Because he’d planned to be in bed with me. My throat tightens. He let his place burn just to have a night with me.
There’s so much hope wrapped up in knowing that. And so much fear. I don’t know how to deal with either. So I do what I always do.
I get on my bike and ride.
• • •
The storage facility is a twenty-four hour place up in Bend. A thirty-minute ride, with Jack at my side all the way. Long enough to turn Croc’s threat over in my head a few times.
Jack’s unit is as big as a two-car garage, with an overhead door wide enough to back a truck into. Jack unlocks the standard swinging door instead. I follow him though as he flips on the light. Though the space is almost packed full there’s not much to see. Neatly stacked crates. A big vehicle covered by a bigger canvas tarp. Jack heads for the south corner, where garment bags hang from a rolling clothes rack. He grabs an empty duffel from a shelf.
“Croc screwed up by burning your place.” Which just sounds like bluster, so I add, “Where was he getting his info about the Riders from? Val. So Croc thinks we’re safe targets.”
“Safe?” Jack grunts like that’s the dumbest thing he ever heard. “That’s because Val doesn’t know shit.”
“About you? No.” But that’s not what I meant. “I mean safe because Val will tell him you don’t have any friends in the club, and there’s still brothers who resent my being patched in. So Croc thinks when the other brothers are weighing his threats against their loyalty to you or me, they’ll cave instead of having our backs. He’s thinking our club is just like his. So he believes that he can burn your place down or that he can beat the shit out of me and no one will really care. But the brothers are ready to go to fucking war for you. They even would for me.”
“
Even
would?” Frowning, he zips up the duffel. “What’s that mean?”
“Just what I said. That if Croc had come after me instead of your shop, they’d have my back.”
“No.” He tosses the bag to the concrete floor and his dark gaze zeroes in on me. “You said ‘even me.’ Like they’d have less reason.”
“Some of them do. C’mon, Jack. There’s a lot of brothers who are uneasy with you but not one would say you don’t belong in the club.
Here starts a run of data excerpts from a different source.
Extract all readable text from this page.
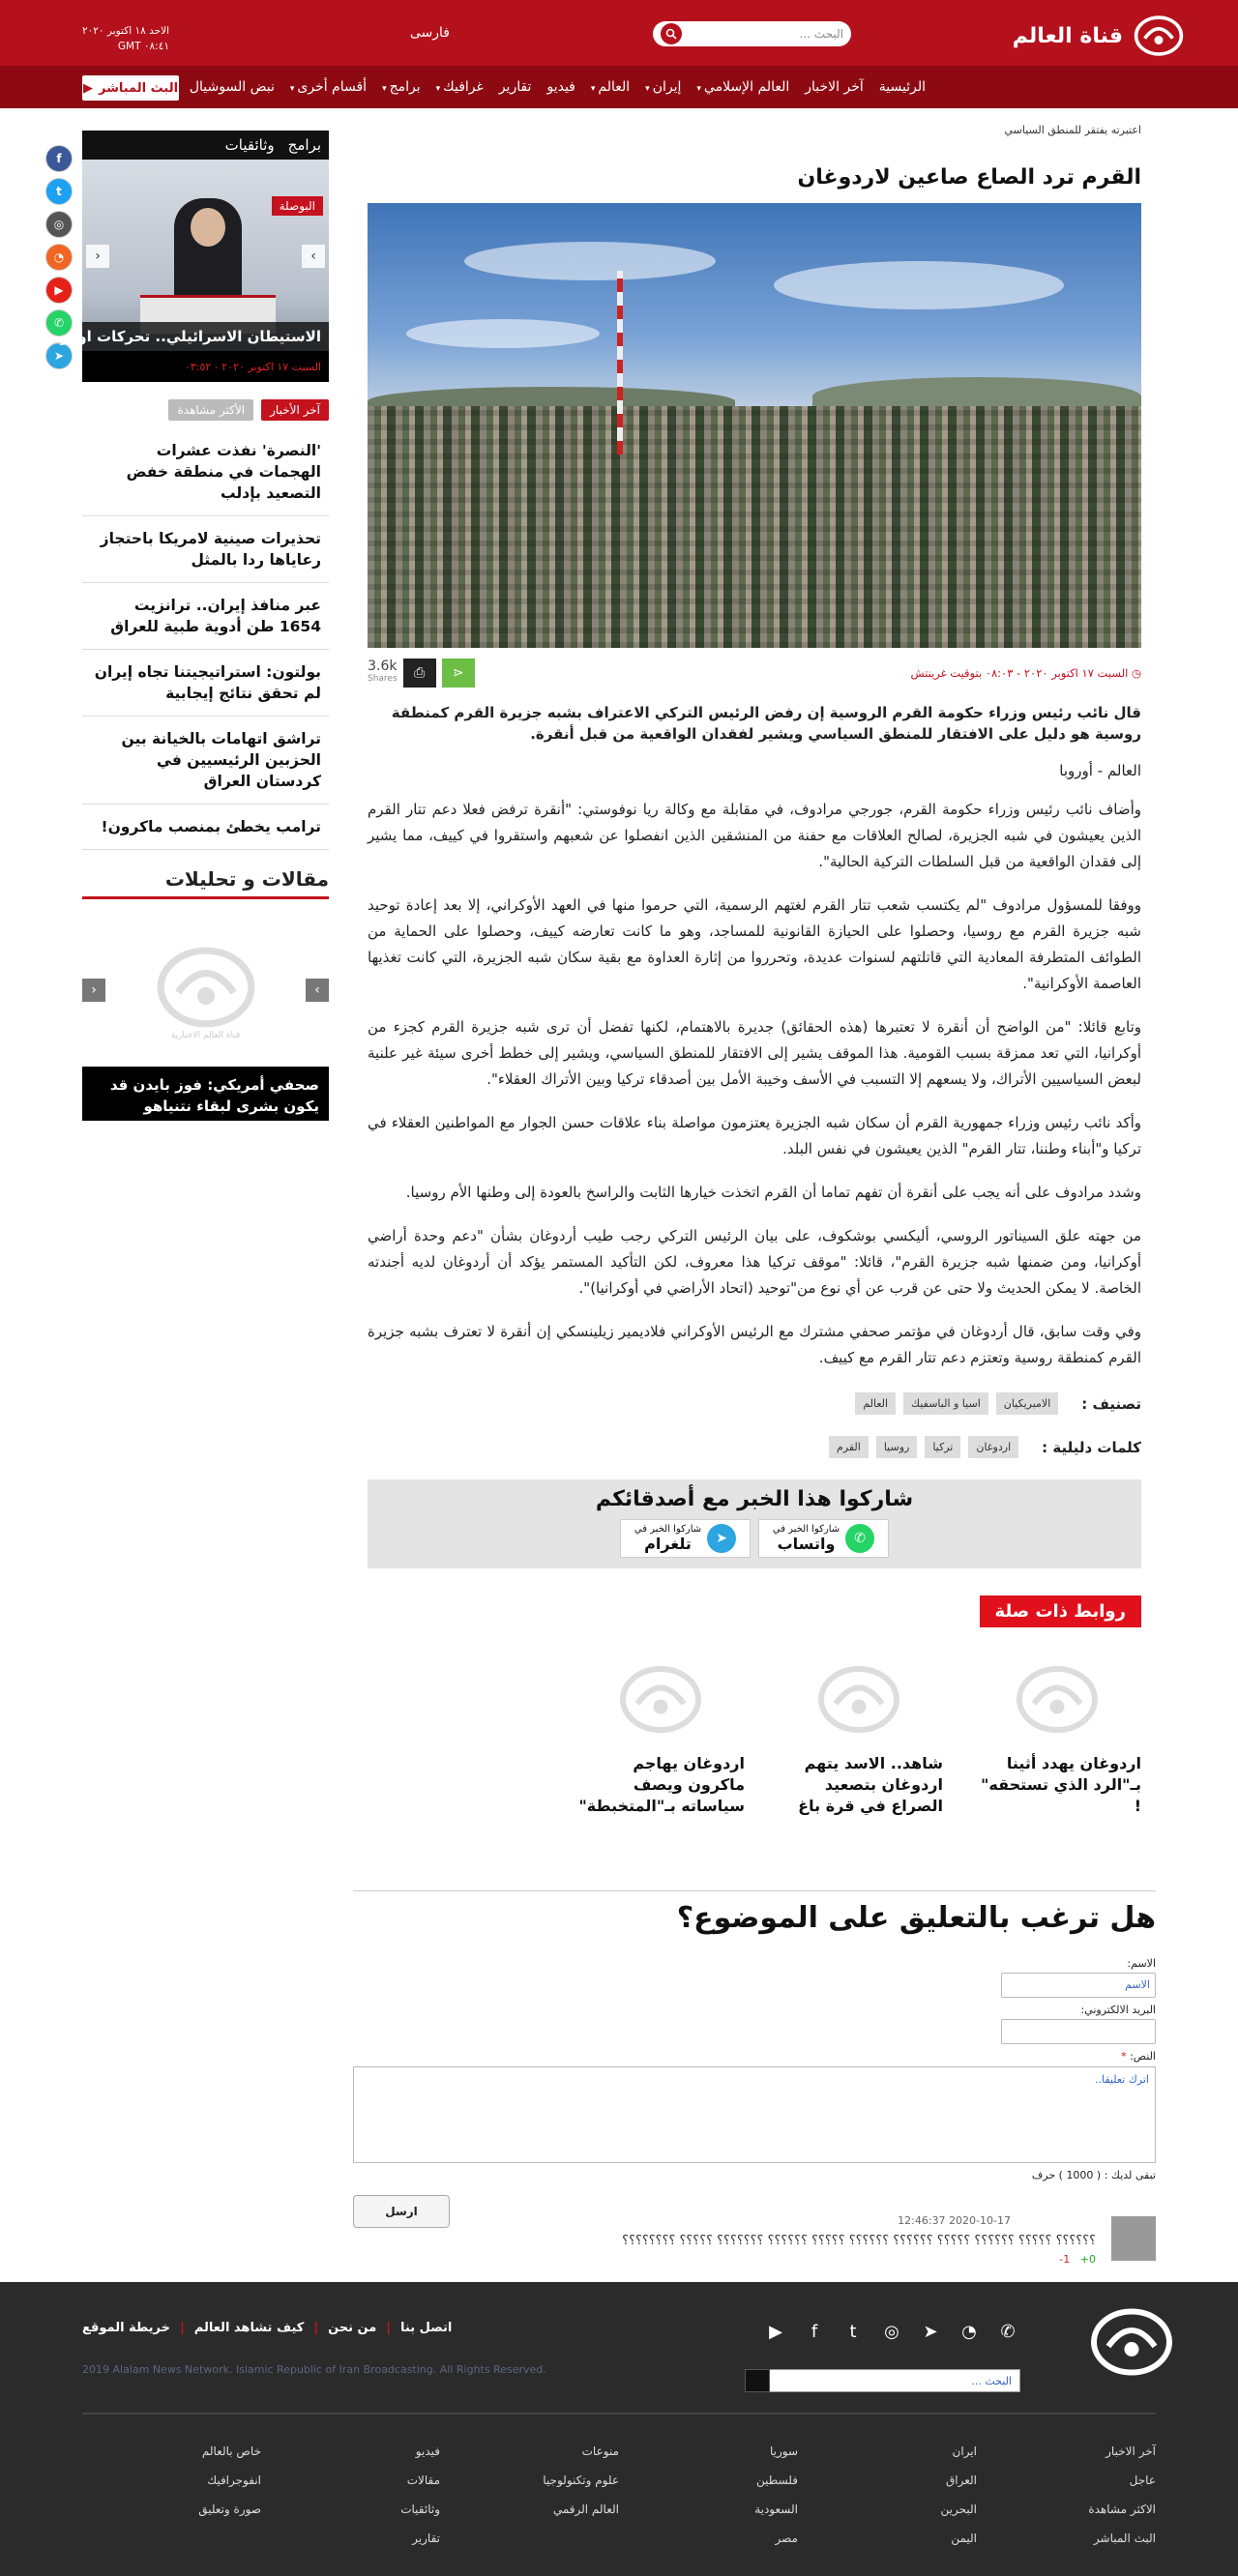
قناة العالم
فارسی	البحث ...
الاحد ١٨ اكتوبر ٢٠٢٠
٠٨:٤١ GMT
الرئيسية
آخر الاخبار
العالم الإسلامي▾
إيران▾
العالم▾
فيديو
تقارير
غرافيك▾
برامج▾
أقسام أخرى▾
نبض السوشيال
البث المباشر
▶
f
t
◎
◔
▶
✆
➤
برامج
وثائقيات
البوصلة
›
‹
الاستيطان الاسرائيلي.. تحركات اوروبية
السبت ١٧ اكتوبر ٢٠٢٠ - ٠٣:٥٢
آخر الأخبار
الأكثر مشاهدة
'النصرة' نفذت عشرات الهجمات في منطقة خفض التصعيد بإدلب
تحذيرات صينية لامريكا باحتجاز رعاياها ردا بالمثل
عبر منافذ إيران.. ترانزيت 1654 طن أدوية طبية للعراق
بولتون: استراتيجيتنا تجاه إيران لم تحقق نتائج إيجابية
تراشق اتهامات بالخيانة بين الحزبين الرئيسيين في كردستان العراق
ترامب يخطئ بمنصب ماكرون!
مقالات و تحليلات
›
قناة العالم الاخبارية
‹
صحفي أمريكي: فوز بايدن قد يكون بشرى لبقاء نتنياهو السياسي
اعتبرته يفتقر للمنطق السياسي
القرم ترد الصاع صاعين لاردوغان
◷ السبت ١٧ اكتوبر ٢٠٢٠ - ٠٨:٠٣ بتوقيت غرينتش
⋖
⎙
3.6k
Shares

قال نائب رئيس وزراء حكومة القرم الروسية إن رفض الرئيس التركي الاعتراف بشبه جزيرة القرم كمنطقة روسية هو دليل على الافتقار للمنطق السياسي ويشير لفقدان الواقعية من قبل أنقرة.

العالم - أوروبا

وأضاف نائب رئيس وزراء حكومة القرم، جورجي مرادوف، في مقابلة مع وكالة ريا نوفوستي: "أنقرة ترفض فعلا دعم تتار القرم الذين يعيشون في شبه الجزيرة، لصالح العلاقات مع حفنة من المنشقين الذين انفصلوا عن شعبهم واستقروا في كييف، مما يشير إلى فقدان الواقعية من قبل السلطات التركية الحالية".

ووفقا للمسؤول مرادوف "لم يكتسب شعب تتار القرم لغتهم الرسمية، التي حرموا منها في العهد الأوكراني، إلا بعد إعادة توحيد شبه جزيرة القرم مع روسيا، وحصلوا على الحيازة القانونية للمساجد، وهو ما كانت تعارضه كييف، وحصلوا على الحماية من الطوائف المتطرفة المعادية التي قاتلتهم لسنوات عديدة، وتحرروا من إثارة العداوة مع بقية سكان شبه الجزيرة، التي كانت تغذيها العاصمة الأوكرانية".

وتابع قائلا: "من الواضح أن أنقرة لا تعتبرها (هذه الحقائق) جديرة بالاهتمام، لكنها تفضل أن ترى شبه جزيرة القرم كجزء من أوكرانيا، التي تعد ممزقة بسبب القومية. هذا الموقف يشير إلى الافتقار للمنطق السياسي، ويشير إلى خطط أخرى سيئة غير علنية لبعض السياسيين الأتراك، ولا يسعهم إلا التسبب في الأسف وخيبة الأمل بين أصدقاء تركيا وبين الأتراك العقلاء".

وأكد نائب رئيس وزراء جمهورية القرم أن سكان شبه الجزيرة يعتزمون مواصلة بناء علاقات حسن الجوار مع المواطنين العقلاء في تركيا و"أبناء وطننا، تتار القرم" الذين يعيشون في نفس البلد.

وشدد مرادوف على أنه يجب على أنقرة أن تفهم تماما أن القرم اتخذت خيارها الثابت والراسخ بالعودة إلى وطنها الأم روسيا.

من جهته علق السيناتور الروسي، أليكسي بوشكوف، على بيان الرئيس التركي رجب طيب أردوغان بشأن "دعم وحدة أراضي أوكرانيا، ومن ضمنها شبه جزيرة القرم"، قائلا: "موقف تركيا هذا معروف، لكن التأكيد المستمر يؤكد أن أردوغان لديه أجندته الخاصة. لا يمكن الحديث ولا حتى عن قرب عن أي نوع من"توحيد (اتحاد الأراضي في أوكرانيا)".

وفي وقت سابق، قال أردوغان في مؤتمر صحفي مشترك مع الرئيس الأوكراني فلاديمير زيلينسكي إن أنقرة لا تعترف بشبه جزيرة القرم كمنطقة روسية وتعتزم دعم تتار القرم مع كييف.

تصنيف :
الامبريكيان
اسيا و الباسفيك
العالم
كلمات دليلية :
اردوغان
تركيا
روسيا
القرم
شاركوا هذا الخبر مع أصدقائكم
✆
شاركوا الخبر في
واتساب
➤
شاركوا الخبر في
تلغرام
روابط ذات صلة
اردوغان يهدد أثينا بـ"الرد الذي تستحقه" !
شاهد.. الاسد يتهم اردوغان بتصعيد الصراع في قرة باغ
اردوغان يهاجم ماكرون ويصف سياساته بـ"المتخبطة"
هل ترغب بالتعليق على الموضوع؟
الاسم:
الاسم
البريد الالكتروني:
النص: *
اترك تعليقا..
تبقى لديك : ( 1000 ) حرف
ارسل
2020-10-17 12:46:37
؟؟؟؟؟؟ ؟؟؟؟؟ ؟؟؟؟؟؟ ؟؟؟؟؟ ؟؟؟؟؟؟ ؟؟؟؟؟؟ ؟؟؟؟؟ ؟؟؟؟؟؟ ؟؟؟؟؟؟؟ ؟؟؟؟؟ ؟؟؟؟؟؟؟؟
0+   1-
✆
◔
➤
◎
t
f
▶
اتصل بنا
|
من نحن
|
كيف تشاهد العالم
|
خريطة الموقع
2019 Alalam News Network. Islamic Republic of Iran Broadcasting. All Rights Reserved.
البحث ...
آخر الاخبار
ايران
سوريا
منوعات
فيديو
خاص بالعالم
عاجل
العراق
فلسطين
علوم وتكنولوجيا
مقالات
انفوجرافيك
الاكثر مشاهدة
البحرين
السعودية
العالم الرقمي
وثائقيات
صورة وتعليق
البث المباشر
اليمن
مصر
تقارير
And all of them would say that I’ve earned my place, sure. But there’s also some who’d say I still don’t belong, and a beating from the Hangmen would just be what was coming to me for overstepping. ‘What’s she expect, putting herself out like that? Does she think it’s not going to come back and knock her on her ass?’ That’s what they’d say. Hell, that’s what my mom would say, and I know some of them think the same way. And it doesn’t escape my attention that the others Croc threatened today are the brothers who had some problem with my joining the Riders. So if it
had
been me instead of your garage, well…” I shrug. “He thought they’d still look after their own asses first, come Saturday. But they won’t.”
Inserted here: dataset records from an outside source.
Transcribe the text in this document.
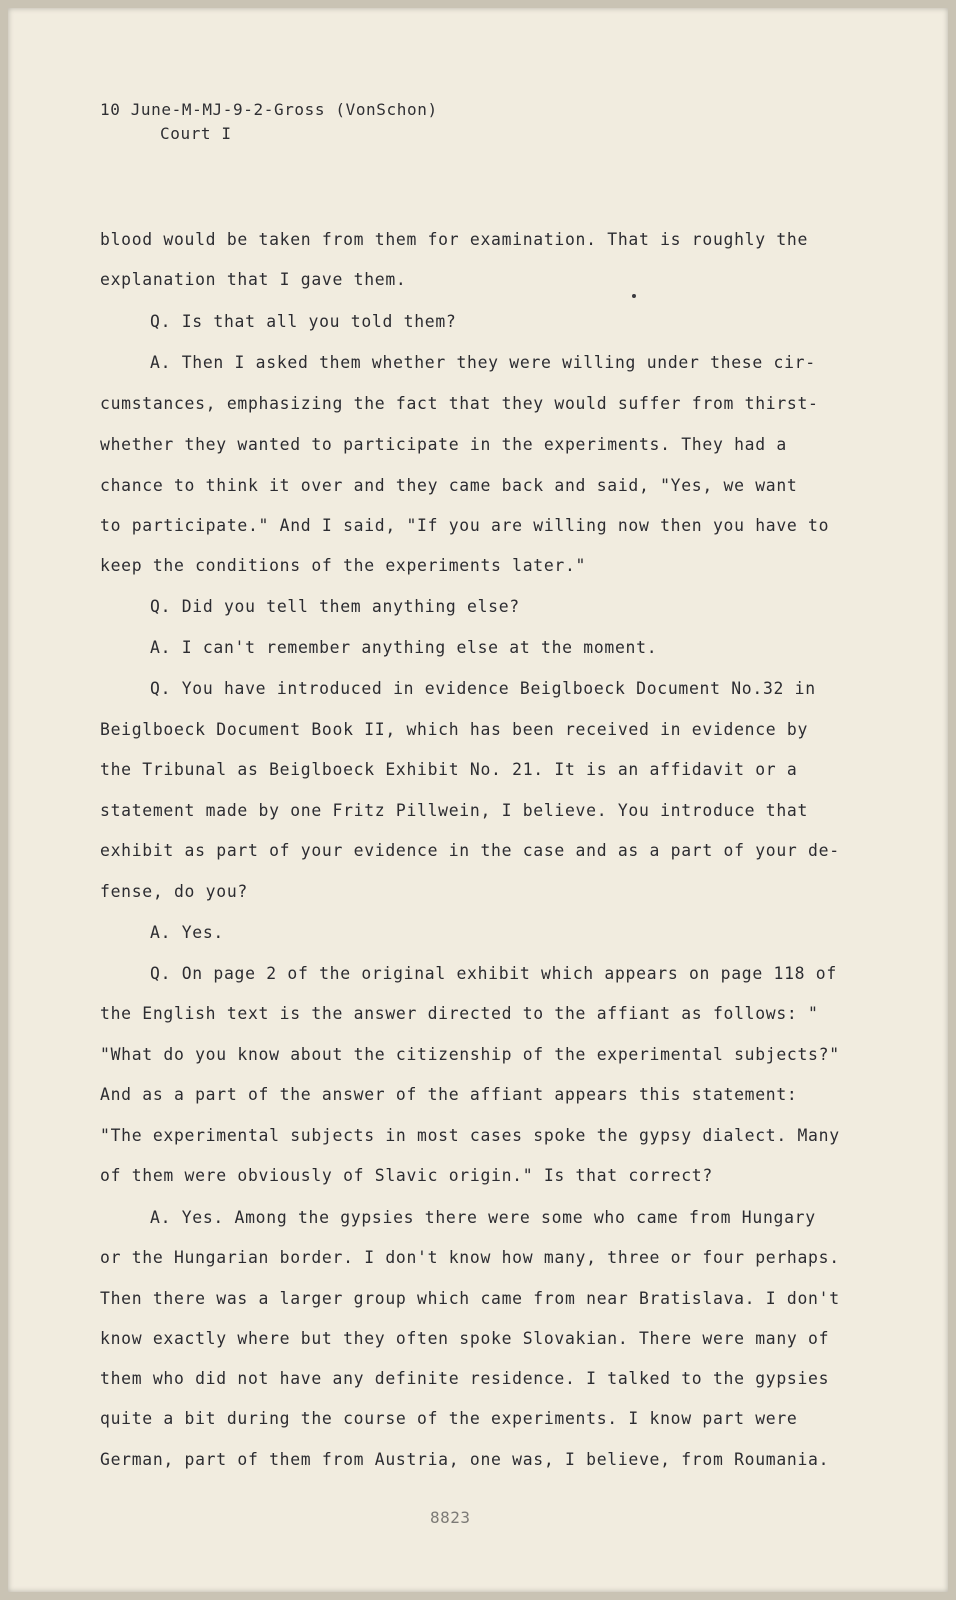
10 June-M-MJ-9-2-Gross (VonSchon)
Court I
blood would be taken from them for examination. That is roughly the
explanation that I gave them.
Q. Is that all you told them?
A. Then I asked them whether they were willing under these cir-
cumstances, emphasizing the fact that they would suffer from thirst-
whether they wanted to participate in the experiments. They had a
chance to think it over and they came back and said, "Yes, we want
to participate." And I said, "If you are willing now then you have to
keep the conditions of the experiments later."
Q. Did you tell them anything else?
A. I can't remember anything else at the moment.
Q. You have introduced in evidence Beiglboeck Document No.32 in
Beiglboeck Document Book II, which has been received in evidence by
the Tribunal as Beiglboeck Exhibit No. 21. It is an affidavit or a
statement made by one Fritz Pillwein, I believe. You introduce that
exhibit as part of your evidence in the case and as a part of your de-
fense, do you?
A. Yes.
Q. On page 2 of the original exhibit which appears on page 118 of
the English text is the answer directed to the affiant as follows: "
"What do you know about the citizenship of the experimental subjects?"
And as a part of the answer of the affiant appears this statement:
"The experimental subjects in most cases spoke the gypsy dialect. Many
of them were obviously of Slavic origin." Is that correct?
A. Yes. Among the gypsies there were some who came from Hungary
or the Hungarian border. I don't know how many, three or four perhaps.
Then there was a larger group which came from near Bratislava. I don't
know exactly where but they often spoke Slovakian. There were many of
them who did not have any definite residence. I talked to the gypsies
quite a bit during the course of the experiments. I know part were
German, part of them from Austria, one was, I believe, from Roumania.
8823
Though his jaw has hardened to granite, Jack doesn’t argue when I finish. Because he’s a lot of things, but he’s not blind. So he only says quietly, “You belong.”
Fuck. That wasn’t what I expected and my chest suddenly squeezes in so tight, I think I might cry again. Swallowing hard, I nod and lock that shit away. But the laugh I come up with is watery and strained, and my voice isn’t nearly as even as I’d like. “As hard as I fought to get in, I fucking hope so.”
My body stills as he moves in, big hand cupping my jaw. His thumb slides over my cheek, his eyes dark and bleak. Remembering those damn tears. But he doesn’t bring them up. Instead he turns away, rubbing the center of his chest like there’s something there that hurts him.
“You need any ammo?” he asks.
I shake my head, breath shuddering as I watch him head down a narrow aisle between stacks of crates. I bet he has a catalog of every item in each crate. He’s obsessive that way. Everything in its place.